An obvious competitor boutique firm will be FT Partners. Basta says that he has competed with them in the past and will do so again. Fintech firms currently make up around 40% to 50% of the work Artis Partners is working on. As for the obvious question, why hire Artis? Basta says that it is always relationships and quality of execution.

The Artis Partners USP

“The key USP is this point about exit preparation. Almost everything we do we will begin working with a company a year or two ahead of time. We help them prepare for potential exit, help them navigate towards potential buyers, cultivate buyer interests, broadcast their story, all of that over a period of time, which you can never do in a sale process. We have not found another investment bank that does this. I used to teach this for six years at INSEAD, so we have the whole framework, the playbook. Without the playbook, it would be incredibly inefficient to be able to do that. If you are working with a company for 12 or 18 months, you need a coaching mindset, a consultative mindset, even though we’re not consultants. And then you need to be able to shift on a dime and run a deal at high speed. So having both of those mindsets is something that’s very difficult to find in the M&A banking business.

Basta takes issue with global investment banks exit prep

“You also need senior people who really are minded to do that work, and all of the senior people at the firm, that’s how they think. You can’t do exit prep in the way we do it within a large bank. The reason is because, you know, a large bank needs to charge a certain amount for a certain speed and get a deal done. So, you know, patience over a year or two cultivating interest – a large bank can’t afford to do it. Weirdly, their cost space is too high. You can only do it in a boutique investment bank.”

Basta on the outlook for M&A activity to increase

Basta says that fundraising, large funding round of €50m-€100m plus, remains fairly subdued. The only place where there’s that kind of activity, really is native AI companies.

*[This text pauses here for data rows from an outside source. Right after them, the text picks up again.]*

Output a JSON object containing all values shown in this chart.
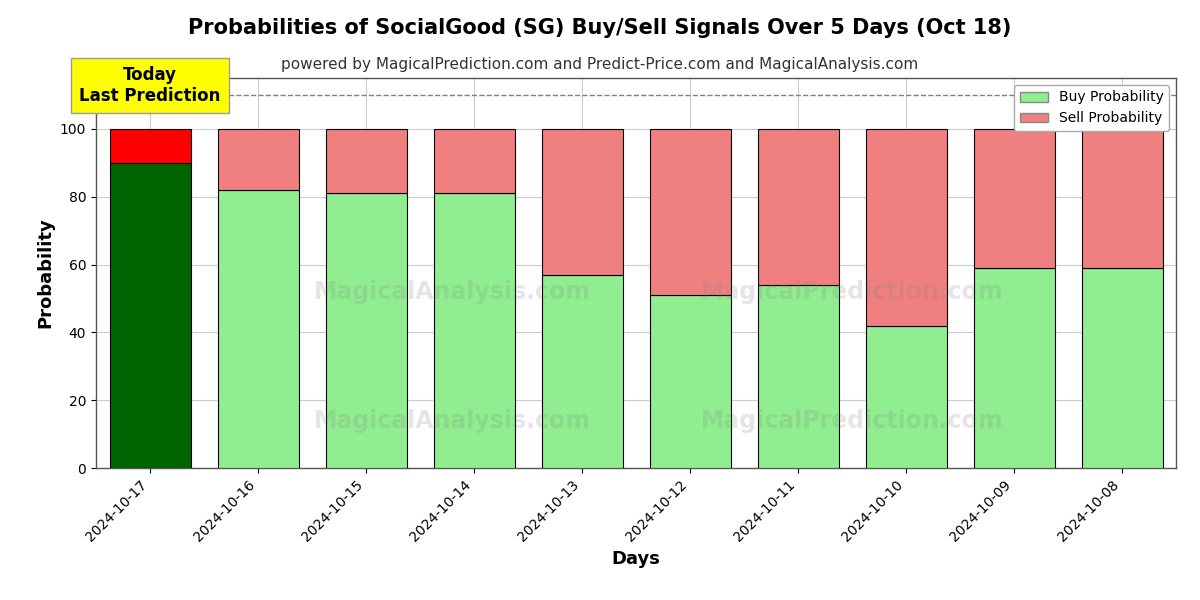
{
  "title": "Probabilities of SocialGood (SG) Buy/Sell Signals Over 5 Days (Oct 18)",
  "subtitle": "powered by MagicalPrediction.com and Predict-Price.com and MagicalAnalysis.com",
  "xlabel": "Days",
  "ylabel": "Probability",
  "categories": [
    "2024-10-17",
    "2024-10-16",
    "2024-10-15",
    "2024-10-14",
    "2024-10-13",
    "2024-10-12",
    "2024-10-11",
    "2024-10-10",
    "2024-10-09",
    "2024-10-08"
  ],
  "buy_values": [
    90,
    82,
    81,
    81,
    57,
    51,
    54,
    42,
    59,
    59
  ],
  "sell_values": [
    10,
    18,
    19,
    19,
    43,
    49,
    46,
    58,
    41,
    41
  ],
  "today_bar_buy_color": "#006400",
  "today_bar_sell_color": "#FF0000",
  "regular_bar_buy_color": "#90EE90",
  "regular_bar_sell_color": "#F08080",
  "today_annotation_bg": "#FFFF00",
  "today_annotation_text": "Today\nLast Prediction",
  "legend_buy_label": "Buy Probability",
  "legend_sell_label": "Sell Probability",
  "ylim": [
    0,
    115
  ],
  "dashed_line_y": 110,
  "watermark_left": "MagicalAnalysis.com",
  "watermark_right": "MagicalPrediction.com",
  "background_color": "#ffffff",
  "bar_edge_color": "#000000",
  "grid_color": "#cccccc",
  "title_fontsize": 15,
  "subtitle_fontsize": 11,
  "axis_label_fontsize": 13,
  "tick_fontsize": 10
}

“But for the vast majority of technology companies, financing is very subdued. Also, you’ve had a number of funds invested in these businesses for four, five, six or seven years. And so, there’s a natural maturity of those assets when M and A becomes topical, timely and makes sense. And then you have a whole raft of buyers looking to do deals. So, I would be very surprised if we didn’t see a 20%, 30% increase in M and A activity this year for all those reasons, very surprised.